In fact… before you read any further, whether you’ve done this before or not, go spend 8 minutes in The Most Dangerous Writing App (which will delete what you write if you stop typing for more than 5 seconds—a great way to turn off your inner editor), and *ideate a list of topics you could ideate about* (meta-ideate!) for eight minutes. (If that seems long… it’s not! Trust me—you can do it!) If there’s something else you’d rather ideate about—do that instead. Any topic will do. Scroll down when you get back.
How did that feel? Is there anything on your list that wasn’t in your head when you started? Are you feeling any more creative than you did before? Did you think you were going to be able to come up with ideation topics for a full eight minutes? Were you actually? (If you “failed” MDWA—which I’ve done *plenty*…—was there anything you came up with before that point that you didn’t anticipate? Did you try again?)
I hope that gave you a taste of ideation. There are many ways to do it—I like using MDWA because it keeps me out of my evaluative mind and in my generative mind. If you didn’t like it—either the ideation or the use of MDWA to do it—that’s okay. I imagine the “law of equal and opposite advice” applies here just as much as anywhere. If you did, then congratulations on finding a useful new tool—I hope having done this serves you well. 🙂
A year and a half or so after I first encountered Shawn Blanc’s use of the word “ideation”, I came across it again, this time in adrienne maree brown’s book, Emergent Strategy. If we are to improve the world and the state of social relations within it as we aspire to do, she tells us:
We have to ideatate—imagine and conceive—together.
brown, p. 19
Tangibly, there are many ways the practice of “collaborative ideation” might look that I think have not yet been imagined. Perhaps we need mediums devoted to supporting this practice.
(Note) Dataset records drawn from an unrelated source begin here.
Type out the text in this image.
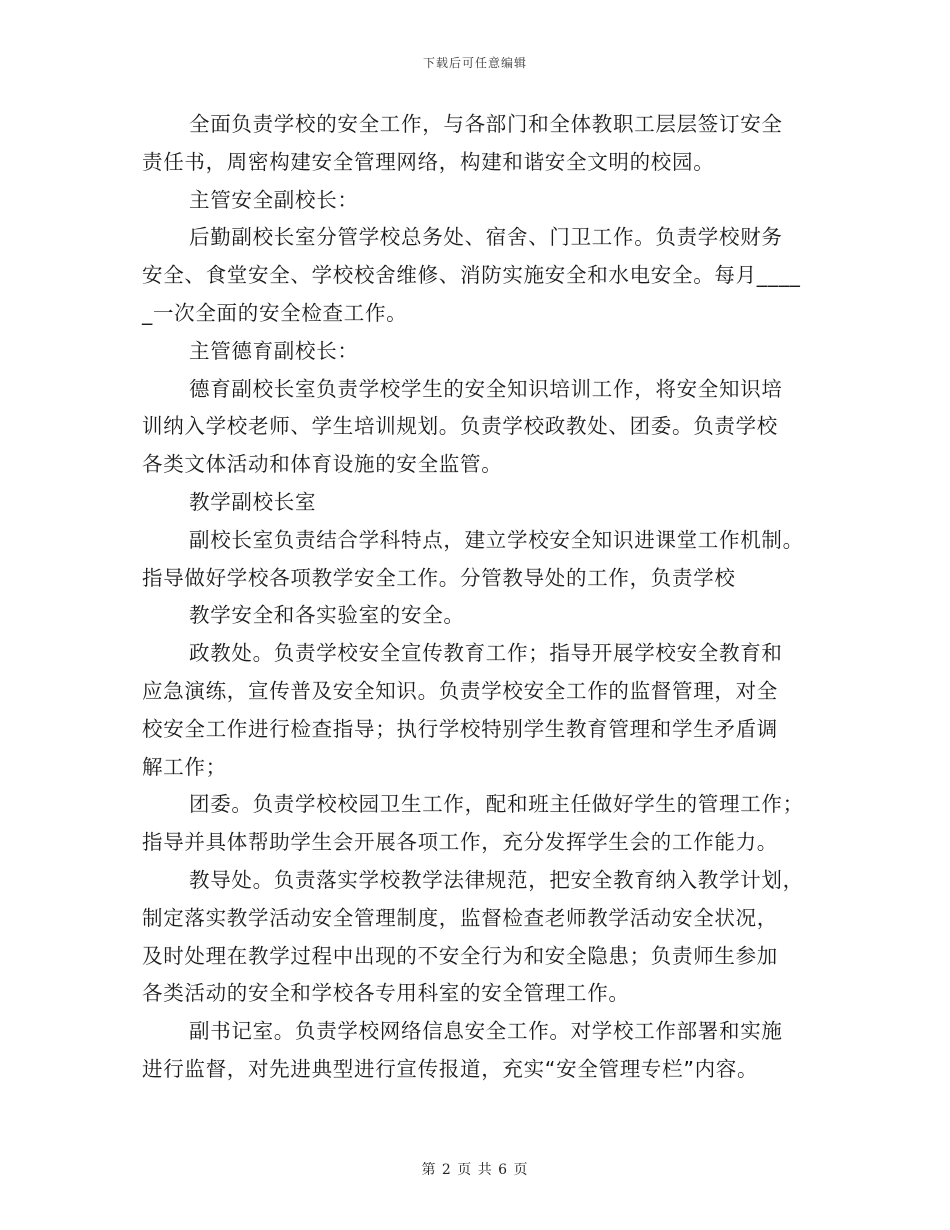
下载后可任意编辑
全面负责学校的安全工作，与各部门和全体教职工层层签订安全
责任书，周密构建安全管理网络，构建和谐安全文明的校园。
主管安全副校长：
后勤副校长室分管学校总务处、宿舍、门卫工作。负责学校财务
安全、食堂安全、学校校舍维修、消防实施安全和水电安全。每月____
_一次全面的安全检查工作。
主管德育副校长：
德育副校长室负责学校学生的安全知识培训工作，将安全知识培
训纳入学校老师、学生培训规划。负责学校政教处、团委。负责学校
各类文体活动和体育设施的安全监管。
教学副校长室
副校长室负责结合学科特点，建立学校安全知识进课堂工作机制。
指导做好学校各项教学安全工作。分管教导处的工作，负责学校
教学安全和各实验室的安全。
政教处。负责学校安全宣传教育工作；指导开展学校安全教育和
应急演练，宣传普及安全知识。负责学校安全工作的监督管理，对全
校安全工作进行检查指导；执行学校特别学生教育管理和学生矛盾调
解工作；
团委。负责学校校园卫生工作，配和班主任做好学生的管理工作；
指导并具体帮助学生会开展各项工作，充分发挥学生会的工作能力。
教导处。负责落实学校教学法律规范，把安全教育纳入教学计划，
制定落实教学活动安全管理制度，监督检查老师教学活动安全状况，
及时处理在教学过程中出现的不安全行为和安全隐患；负责师生参加
各类活动的安全和学校各专用科室的安全管理工作。
副书记室。负责学校网络信息安全工作。对学校工作部署和实施
进行监督，对先进典型进行宣传报道，充实“安全管理专栏”内容。
第 2 页 共 6 页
I hope for this blog, and particularly this section, to cause more collaborative ideation to exist in our world. With this section of my blog I’m inviting you—reading this right now—to ideate with me, with others, with each other.
I’m doing this by sharing some of what I’m ideating in its raw, unfiltered form. I may make minor edits for readability, and I may on occasion choose to omit things if I think doing so is likely to have have a better impact than not doing so. And, as much as I can, I will leave the ideation I post here untouched, unedited—the actual stuff that I download from MDWA or scribble out in some other medium.
I realize sharing such ideation is a vulnerable thing to do, because it gives you—and me—a window into the associations in my mind. That’s exactly why I’m doing it: I hope to inspire you to share the associations in your mind, to share your ideation, too. ❤
Revisions
2018-12-23: Minor edits, quote formatting, added excerpt.
2022-08-09: Fixed MDWA link.
2022-12-23: Fixed MDWA link (again 🙃).